Aspiring rapper Kenneth Wayne Cherry Jr. died in the Maserati. A passenger, Freddy Walters, was wounded. The sports car then crashed into a taxi that erupted in flames, killing cab driver Michael Boldon and passenger Sandra Sutton-Wasmund of Maple Valley, Wash.

Harris grew up in Brooklyn, New York, and lived in Miami and Atlanta.
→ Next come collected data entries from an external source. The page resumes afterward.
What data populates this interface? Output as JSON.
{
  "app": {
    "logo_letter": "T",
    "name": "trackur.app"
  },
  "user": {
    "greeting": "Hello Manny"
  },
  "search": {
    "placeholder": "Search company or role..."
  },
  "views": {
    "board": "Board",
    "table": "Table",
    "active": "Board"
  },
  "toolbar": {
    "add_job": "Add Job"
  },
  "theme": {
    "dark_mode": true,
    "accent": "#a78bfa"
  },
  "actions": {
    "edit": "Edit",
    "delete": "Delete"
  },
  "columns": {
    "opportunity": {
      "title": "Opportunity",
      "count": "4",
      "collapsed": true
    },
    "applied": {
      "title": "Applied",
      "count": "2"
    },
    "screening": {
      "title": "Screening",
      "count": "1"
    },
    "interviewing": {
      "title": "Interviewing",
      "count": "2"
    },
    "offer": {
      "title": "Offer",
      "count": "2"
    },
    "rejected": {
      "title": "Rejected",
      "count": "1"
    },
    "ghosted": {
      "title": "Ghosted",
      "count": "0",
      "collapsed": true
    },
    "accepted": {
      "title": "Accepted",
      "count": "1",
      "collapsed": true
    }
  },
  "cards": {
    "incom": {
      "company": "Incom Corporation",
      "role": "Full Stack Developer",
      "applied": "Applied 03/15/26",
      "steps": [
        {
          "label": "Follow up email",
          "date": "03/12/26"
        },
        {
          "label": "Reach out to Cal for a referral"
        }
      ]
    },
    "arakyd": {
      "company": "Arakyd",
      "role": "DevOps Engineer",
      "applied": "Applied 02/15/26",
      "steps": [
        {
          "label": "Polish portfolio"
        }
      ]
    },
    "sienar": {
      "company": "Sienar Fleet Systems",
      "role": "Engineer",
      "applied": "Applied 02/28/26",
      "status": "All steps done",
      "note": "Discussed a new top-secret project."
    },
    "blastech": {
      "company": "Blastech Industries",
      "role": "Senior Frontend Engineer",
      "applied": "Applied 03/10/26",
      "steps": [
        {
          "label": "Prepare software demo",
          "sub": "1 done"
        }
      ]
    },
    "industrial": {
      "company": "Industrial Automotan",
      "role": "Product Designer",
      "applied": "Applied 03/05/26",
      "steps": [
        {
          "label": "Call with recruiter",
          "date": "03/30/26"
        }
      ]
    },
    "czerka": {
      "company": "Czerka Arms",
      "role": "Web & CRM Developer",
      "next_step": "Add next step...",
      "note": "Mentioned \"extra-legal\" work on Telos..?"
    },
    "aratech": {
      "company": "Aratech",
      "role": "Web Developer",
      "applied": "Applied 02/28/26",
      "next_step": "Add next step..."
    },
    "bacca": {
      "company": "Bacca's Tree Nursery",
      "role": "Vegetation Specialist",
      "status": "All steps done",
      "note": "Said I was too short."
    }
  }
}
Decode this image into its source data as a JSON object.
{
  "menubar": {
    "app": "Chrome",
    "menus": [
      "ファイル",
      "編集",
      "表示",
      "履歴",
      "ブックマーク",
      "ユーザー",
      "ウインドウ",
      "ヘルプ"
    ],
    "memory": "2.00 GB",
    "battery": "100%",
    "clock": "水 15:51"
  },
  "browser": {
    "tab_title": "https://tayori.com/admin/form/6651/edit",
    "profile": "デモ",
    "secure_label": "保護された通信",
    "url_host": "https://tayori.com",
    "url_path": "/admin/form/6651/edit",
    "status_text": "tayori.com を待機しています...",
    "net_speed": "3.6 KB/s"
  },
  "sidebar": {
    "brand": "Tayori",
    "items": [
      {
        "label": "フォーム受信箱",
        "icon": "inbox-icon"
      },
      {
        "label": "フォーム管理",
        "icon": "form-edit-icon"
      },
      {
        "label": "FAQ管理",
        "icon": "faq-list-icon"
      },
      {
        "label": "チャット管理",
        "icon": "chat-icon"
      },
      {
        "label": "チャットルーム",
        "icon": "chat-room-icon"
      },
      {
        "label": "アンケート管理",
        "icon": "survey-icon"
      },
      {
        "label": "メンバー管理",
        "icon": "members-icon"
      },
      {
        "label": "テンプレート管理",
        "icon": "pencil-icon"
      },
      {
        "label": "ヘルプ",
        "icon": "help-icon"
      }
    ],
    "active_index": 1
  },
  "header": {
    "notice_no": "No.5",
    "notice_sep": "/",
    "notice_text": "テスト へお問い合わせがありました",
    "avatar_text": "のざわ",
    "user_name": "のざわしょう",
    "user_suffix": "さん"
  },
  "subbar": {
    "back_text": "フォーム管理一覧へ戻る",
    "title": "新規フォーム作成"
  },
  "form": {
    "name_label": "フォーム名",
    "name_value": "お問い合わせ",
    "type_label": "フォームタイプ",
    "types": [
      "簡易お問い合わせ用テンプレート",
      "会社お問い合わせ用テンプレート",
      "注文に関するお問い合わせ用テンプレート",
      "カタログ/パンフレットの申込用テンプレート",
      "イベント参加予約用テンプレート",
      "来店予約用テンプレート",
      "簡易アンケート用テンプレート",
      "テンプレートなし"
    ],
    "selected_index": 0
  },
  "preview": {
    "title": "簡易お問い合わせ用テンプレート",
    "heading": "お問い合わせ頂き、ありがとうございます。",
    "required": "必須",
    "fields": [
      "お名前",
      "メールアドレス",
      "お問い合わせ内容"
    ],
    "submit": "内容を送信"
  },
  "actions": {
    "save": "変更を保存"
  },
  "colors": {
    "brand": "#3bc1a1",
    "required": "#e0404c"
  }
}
He fled Las Vegas the day after the shooting, and was arrested a week later in Los Angeles.

A Las Vegas police detective, Terri Miller, told the jury that Harris was recorded on a jail telephone in Los Angeles in apparently trying to get girlfriend Yenesis Alfonso to hire an armed assault team for $20,000 to ambush the van in which he was transferred in custody to Las Vegas in March 2013.

Harris said he wanted to escape to Cuba or Mexico, Miller said.

Alfonso and another former Harris girlfriend testified that he punched, choked and threatened them with hot clothing irons held close to their faces.

Courtney Harper said she was terrified when Harris appeared to load a new revolver with a bullet, spun the cartridge, pursued her when she tried to hide in the bathroom, and put the gun to her head before pulling the trigger.

"He asked me if I trusted him," Harper testified. "After, he told me it was just a joke."

Alfonso recalled once being hospitalized in Miami with two broken ribs, and testified that she couldn't count the number of times Harris attacked her.